1

I just tried to apply multiprocessing to a loop that was written as list comprehension, as described here: How to parallelize list-comprehension calculations in Python?

The preliminaries work as they should:

>>> import multiprocessing
>>> try:
...     cpus = multiprocessing.cpu_count()
... except NotImplementedError:
...     cpus = 2   # arbitrary default
... 
>>> 
>>> def square(n):
...     return n * n
... 
>>> pool = multiprocessing.Pool(processes=cpus)
>>> cpus
12

Then, just to check, I'm not misunderstanding how map() works:

>>> map(square, range(10))
[0, 1, 4, 9, 16, 25, 36, 49, 64, 81]

So, that would all look reasonable so far. But when I execute the line given by Mahmoud in the accepted answer linked above:

>>> print pool.map(square, range(10))
Process PoolWorker-1:
Process PoolWorker-2:
Process PoolWorker-12:
Process PoolWorker-6:
Process PoolWorker-9:
Process PoolWorker-4:
Process PoolWorker-8:
Process PoolWorker-10:
Process PoolWorker-11:
Traceback (most recent call last):
  File "C:\Program Files\WinPython-64bit-2.7.6.3\python-2.7.6.amd64\lib\multiprocessing\process.py", line 258, in _bootstrap
    self.run()
  File "C:\Program Files\WinPython-64bit-2.7.6.3\python-2.7.6.amd64\lib\multiprocessing\process.py", line 114, in run
    self._target(*self._args, **self._kwargs)
  File "C:\Program Files\WinPython-64bit-2.7.6.3\python-2.7.6.amd64\lib\multiprocessing\pool.py", line 102, in worker
    task = get()
  File "C:\Program Files\WinPython-64bit-2.7.6.3\python-2.7.6.amd64\lib\multiprocessing\queues.py", line 376, in get
    return recv()
AttributeError: 'module' object has no attribute 'square'
Process PoolWorker-5:   

...and this takes the entire console with it. I've no idea why this would not work, and it seems like a very easy simple example, and 'square' is indeed defined and works, as the test with map() shows. Am I overlooking something so obvious that others don't even mention it? Or something version-specific?

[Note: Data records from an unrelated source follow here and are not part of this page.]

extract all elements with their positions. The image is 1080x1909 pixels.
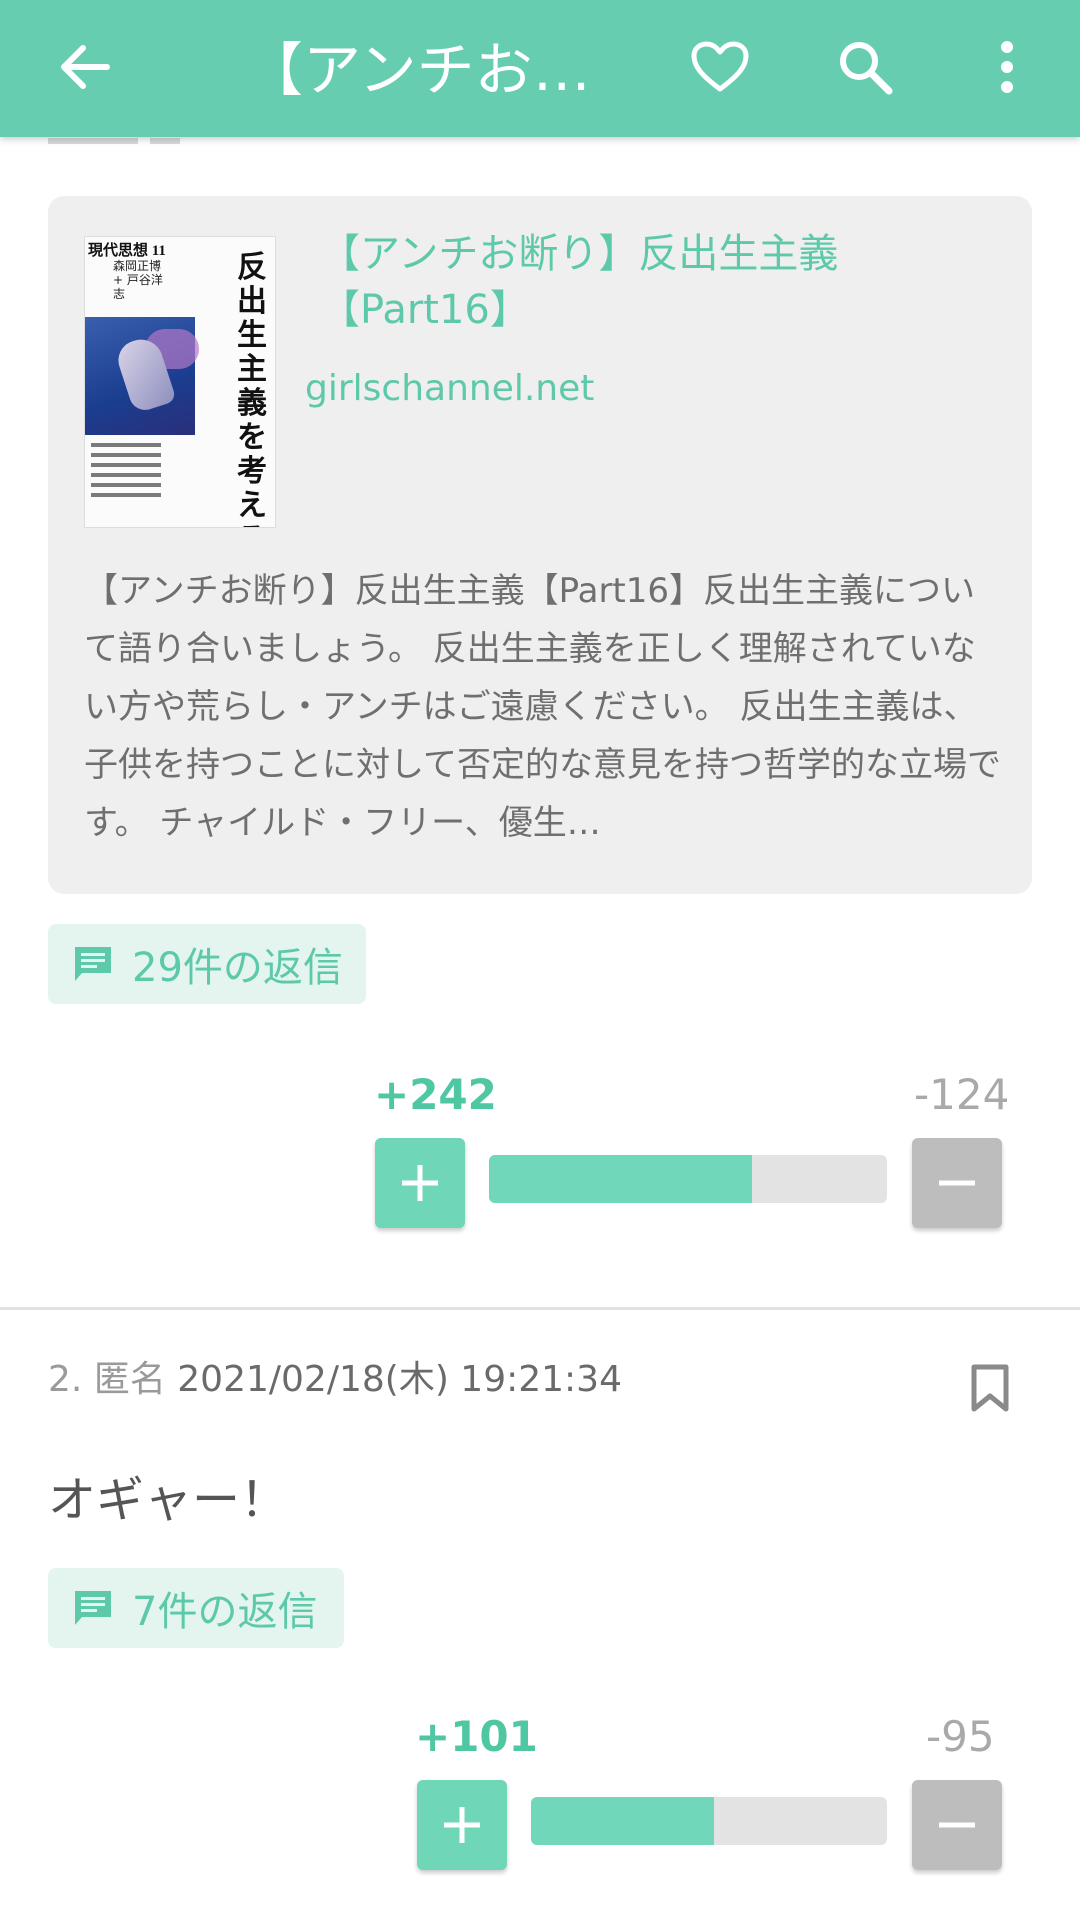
link-thumbnail: 現代思想 11 森岡正博 + 戸谷洋志 反出生主義を考える bbox=[84, 236, 276, 528]
page-title: 【アンチお断… bbox=[245, 36, 620, 104]
thumbnail-artwork bbox=[85, 317, 199, 435]
post-author: 匿名 bbox=[93, 1359, 166, 1400]
vote-ratio-bar bbox=[489, 1155, 887, 1203]
minus-button[interactable] bbox=[912, 1138, 1002, 1228]
link-title[interactable]: 【アンチお断り】反出生主義【Part16】 bbox=[320, 226, 1000, 338]
post-datetime: 2021/02/18(木) 19:21:34 bbox=[177, 1359, 622, 1400]
post-body: オギャー！ bbox=[48, 1472, 289, 1528]
vote-ratio-fill bbox=[531, 1797, 715, 1845]
thumbnail-authors: 森岡正博 + 戸谷洋志 bbox=[113, 259, 163, 301]
post-number: 2. bbox=[48, 1359, 83, 1400]
plus-button[interactable] bbox=[417, 1780, 507, 1870]
plus-icon bbox=[402, 1165, 438, 1201]
thumbnail-magazine-title: 現代思想 11 bbox=[88, 243, 166, 259]
minus-icon bbox=[939, 1180, 975, 1186]
thumbnail-text-lines bbox=[91, 443, 161, 503]
plus-icon bbox=[444, 1807, 480, 1843]
thumbnail-headline: 反出生主義を考える bbox=[237, 250, 267, 528]
plus-count: +242 bbox=[374, 1070, 497, 1119]
comment-icon bbox=[72, 944, 114, 984]
scrolled-content-remnant bbox=[48, 138, 218, 144]
link-description: 【アンチお断り】反出生主義【Part16】反出生主義について語り合いましょう。 … bbox=[84, 571, 1001, 843]
post-divider bbox=[0, 1307, 1080, 1310]
vote-ratio-fill bbox=[489, 1155, 753, 1203]
link-preview-card[interactable]: 現代思想 11 森岡正博 + 戸谷洋志 反出生主義を考える 【アンチお断り】反出… bbox=[48, 196, 1032, 894]
plus-count: +101 bbox=[415, 1712, 538, 1761]
heart-icon[interactable] bbox=[685, 32, 755, 102]
minus-icon bbox=[939, 1822, 975, 1828]
post-meta: 2. 匿名 2021/02/18(木) 19:21:34 bbox=[48, 1355, 622, 1405]
search-icon[interactable] bbox=[830, 32, 900, 102]
arrow-left-icon[interactable] bbox=[50, 32, 120, 102]
replies-button[interactable]: 29件の返信 bbox=[48, 924, 366, 1004]
vote-ratio-bar bbox=[531, 1797, 887, 1845]
replies-label: 7件の返信 bbox=[132, 1589, 318, 1635]
plus-button[interactable] bbox=[375, 1138, 465, 1228]
more-vert-icon[interactable] bbox=[972, 32, 1042, 102]
app-bar: 【アンチお断… bbox=[0, 0, 1080, 137]
link-domain: girlschannel.net bbox=[305, 368, 595, 409]
minus-count: -124 bbox=[914, 1070, 1010, 1119]
replies-button[interactable]: 7件の返信 bbox=[48, 1568, 344, 1648]
minus-count: -95 bbox=[926, 1712, 995, 1761]
minus-button[interactable] bbox=[912, 1780, 1002, 1870]
bookmark-icon[interactable] bbox=[970, 1364, 1018, 1420]
comment-icon bbox=[72, 1588, 114, 1628]
replies-label: 29件の返信 bbox=[132, 945, 343, 991]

I'm using Python 2.7.6 (Winpython 64, to be precise) on Windows 7 professional, and this happens in Spyder and in the stand-alone Python console.

HadeS
  • 2,020
  • 19
  • 36
Zak
  • 3,063
  • 3
  • 23
  • 30
  • 1
    here it is stated that this doesn't work in an interactive interpreter: https://docs.python.org/2/library/multiprocessing.html#using-a-pool-of-workers – user1514631 Oct 09 '15 at 12:29

1 Answers1

1

These are all the things which were wrong:

1: Interactive console

As user1514631 pointed out, multiprocessing cannot run in an interactive interpreter. This is painful for my way of programming (which involves writing half of the script in the interpreter, then pasting the correct code into a script)

2: multiprocessing.freeze_support()

This is required on Windows, otherwise I will have all CPUs generating warning messages about not using it, as soon as the worker pool is defined (way before I assign it anything to do)

3: if __name__ == "__main__":

I usually put this line in most of my code so I can use it as library or not, but this script was never going to be imported, so I did not have it. For some reason which I have not understood, even putting the multiprocessing.freeze_support() statement in the first line of a script will not work. It must apparently have a if __name__ == "__main__": line and be directly behind it, even if multiprocessing is only imported or used in some function.

The working code for Windows then looks like this:

def square(n):
    return n * n

if __name__ == "__main__":
    import multiprocessing
    multiprocessing.freeze_support()

    pool = multiprocessing.Pool(processes=5)

    print pool.map(square, range(10))   
Zak
  • 3,063
  • 3
  • 23
  • 30